Ted posted Microsoft Expands Data Platform to Help Customers Manage the ‘New Currency of the Cloud’ at 9:00 AM:

imageThis morning, I gave a keynote at the PASS Summit 2011 here in Seattle, a gathering of about 4,000 IT professionals and developers worldwide. I talked about Microsoft’s roadmap for helping customers manage and analyze any data, of any size, anywhere — on premises, and in the private or public cloud.

Microsoft makes this possible through SQL Server 2012 and through new investments to help customers manage ‘big data’, including an Apache Hadoop-based distribution for Windows Server and Windows Azure and a strategic partnership with Hortonworks. Our announcements today highlight how we enable our customers to take advantage of the cloud to better manage the ‘currency’ of their data.

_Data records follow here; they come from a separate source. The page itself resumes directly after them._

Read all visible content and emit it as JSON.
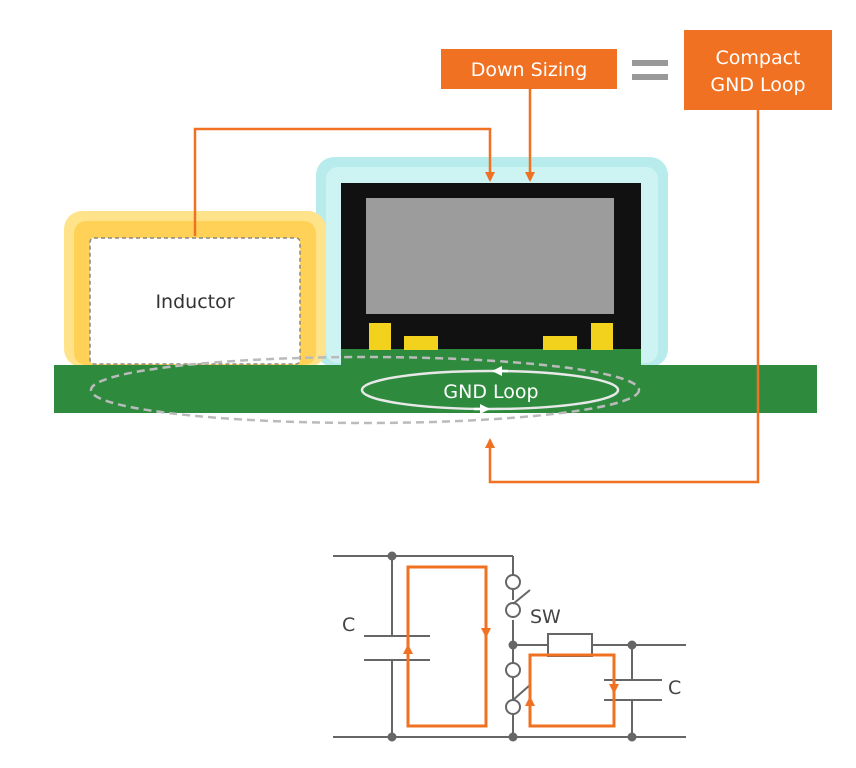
{
  "labels": {
    "down_sizing": "Down Sizing",
    "equals": "=",
    "compact_line1": "Compact",
    "compact_line2": "GND Loop",
    "inductor": "Inductor",
    "gnd_loop": "GND Loop"
  },
  "schematic": {
    "capacitor_left": "C",
    "switch": "SW",
    "capacitor_right": "C"
  },
  "colors": {
    "accent_orange": "#f07122",
    "board_green": "#2e8b3e",
    "inductor_glow": "#ffd257",
    "ic_glow": "#b8ecec",
    "ic_body": "#111111",
    "ic_die": "#9c9c9c",
    "pad_yellow": "#f2d21c",
    "schematic_line": "#666666"
  }
}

We often talk about the economics of the cloud, detailing how customers can achieve unmatched economies of scale by taking advantage of public or private cloud architectures. As an example, an enterprise with a small incubation project could theoretically take it to production overnight, thanks to the elasticity and scalability benefits of the cloud.

As we turn more and more to the cloud, data becomes its currency. The exchange of data is the heart of all cloud transactions, and, as in a real-world economy, more value is created whenever data is generated or consumed. But there are new business challenges that this currency creates: How do we deal with the scope and scale of the data we manage? How do we deal with the diversity of types and sources of data? How do we most efficiently process and gain insight from datasets ranging from megabytes to petabytes?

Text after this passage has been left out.